Tesla CEO Elon Musk said Wednesday that the electric vehicle maker will launch driverless ride-hailing services to the public in California and Texas next year, a claim that could face significant regulatory and technical challenges.
“We think we’ll be able to have paid rides in driverless Tesla cars next year,” Musk said on Tesla’s quarterly earnings call. He said Tesla currently offers an app-based ride-hailing service to employees in the San Francisco Bay Area.
His statement doubled down and expanded on a pledge he made at the time of Tesla’s robotaxi unveiling two weeks ago, where he said he expected to introduce “unexpected” self-driving in some Tesla vehicles in 2025. That incident, lacking a business plan around robotaxi, caused its stock to drop drastically.

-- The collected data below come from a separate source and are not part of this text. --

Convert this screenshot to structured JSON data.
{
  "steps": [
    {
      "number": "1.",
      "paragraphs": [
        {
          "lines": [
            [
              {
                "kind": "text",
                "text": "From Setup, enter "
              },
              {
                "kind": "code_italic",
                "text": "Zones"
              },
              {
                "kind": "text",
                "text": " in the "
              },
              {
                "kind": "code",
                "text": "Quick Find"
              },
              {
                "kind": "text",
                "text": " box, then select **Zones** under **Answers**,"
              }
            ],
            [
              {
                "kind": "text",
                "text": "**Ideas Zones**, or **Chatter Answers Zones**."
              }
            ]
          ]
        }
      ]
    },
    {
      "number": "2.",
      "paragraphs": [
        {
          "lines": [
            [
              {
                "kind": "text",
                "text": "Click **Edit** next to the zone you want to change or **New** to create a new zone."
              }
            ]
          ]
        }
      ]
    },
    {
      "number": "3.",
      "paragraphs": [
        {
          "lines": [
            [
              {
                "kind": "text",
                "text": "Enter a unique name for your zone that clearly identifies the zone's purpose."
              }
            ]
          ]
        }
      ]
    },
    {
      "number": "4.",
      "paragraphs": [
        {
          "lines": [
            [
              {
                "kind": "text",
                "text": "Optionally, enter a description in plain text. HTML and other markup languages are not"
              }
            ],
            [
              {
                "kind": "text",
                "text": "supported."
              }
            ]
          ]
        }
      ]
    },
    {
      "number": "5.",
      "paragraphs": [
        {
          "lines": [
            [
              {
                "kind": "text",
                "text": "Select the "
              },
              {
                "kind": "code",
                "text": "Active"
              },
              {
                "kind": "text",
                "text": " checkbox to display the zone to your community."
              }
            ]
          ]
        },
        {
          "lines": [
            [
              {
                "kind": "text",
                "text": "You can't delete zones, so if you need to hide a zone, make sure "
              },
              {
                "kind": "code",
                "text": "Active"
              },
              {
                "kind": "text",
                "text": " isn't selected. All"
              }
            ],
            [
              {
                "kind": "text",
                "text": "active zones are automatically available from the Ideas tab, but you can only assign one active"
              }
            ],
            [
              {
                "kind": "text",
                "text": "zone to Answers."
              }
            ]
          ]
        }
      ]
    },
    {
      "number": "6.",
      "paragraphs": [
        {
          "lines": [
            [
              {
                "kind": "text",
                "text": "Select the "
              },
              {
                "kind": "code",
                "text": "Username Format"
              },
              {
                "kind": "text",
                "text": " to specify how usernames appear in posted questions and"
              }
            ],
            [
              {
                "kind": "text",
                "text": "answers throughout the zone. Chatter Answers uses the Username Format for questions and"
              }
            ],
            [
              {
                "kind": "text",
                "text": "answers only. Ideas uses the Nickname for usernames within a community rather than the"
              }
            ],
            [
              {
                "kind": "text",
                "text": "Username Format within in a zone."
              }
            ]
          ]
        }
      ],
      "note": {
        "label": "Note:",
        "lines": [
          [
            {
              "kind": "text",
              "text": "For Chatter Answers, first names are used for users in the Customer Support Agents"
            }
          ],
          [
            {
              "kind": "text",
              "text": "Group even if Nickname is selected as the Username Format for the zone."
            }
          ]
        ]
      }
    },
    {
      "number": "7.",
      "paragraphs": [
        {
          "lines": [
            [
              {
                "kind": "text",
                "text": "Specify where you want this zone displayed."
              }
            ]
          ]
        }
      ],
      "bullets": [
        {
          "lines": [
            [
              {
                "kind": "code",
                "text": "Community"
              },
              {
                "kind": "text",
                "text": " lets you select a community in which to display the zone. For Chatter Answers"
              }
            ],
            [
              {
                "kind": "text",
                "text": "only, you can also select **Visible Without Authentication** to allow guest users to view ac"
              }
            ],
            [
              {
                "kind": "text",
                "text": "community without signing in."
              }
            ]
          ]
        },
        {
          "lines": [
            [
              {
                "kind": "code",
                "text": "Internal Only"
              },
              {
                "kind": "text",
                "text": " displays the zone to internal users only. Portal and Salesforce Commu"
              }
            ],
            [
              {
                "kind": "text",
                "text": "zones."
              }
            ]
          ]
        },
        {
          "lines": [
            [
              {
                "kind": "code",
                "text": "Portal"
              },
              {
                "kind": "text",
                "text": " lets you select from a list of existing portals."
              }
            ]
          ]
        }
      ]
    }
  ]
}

However, on Wednesday Tesla won back the confidence of some investors by predicting a rebound in vehicle sales next year.
In California, in particular, the company will face an uphill climb in securing the permits needed to offer fully autonomous rides to paying customers.
Alphabet’s Waymo, which offers paid rides in autonomous vehicles in the Bay Area and Los Angeles as well as in Phoenix, Arizona, spent years testing millions of miles before receiving its first permit from the California Public Utilities Commission (CPUC). Spent. Which regulates ride-hailing services.
The California Department of Motor Vehicles, which regulates the testing and deployment of autonomous vehicles in the state, told Reuters that Tesla was last reported using its autonomous vehicle testing permit in 2019. That permit requires a safety driver.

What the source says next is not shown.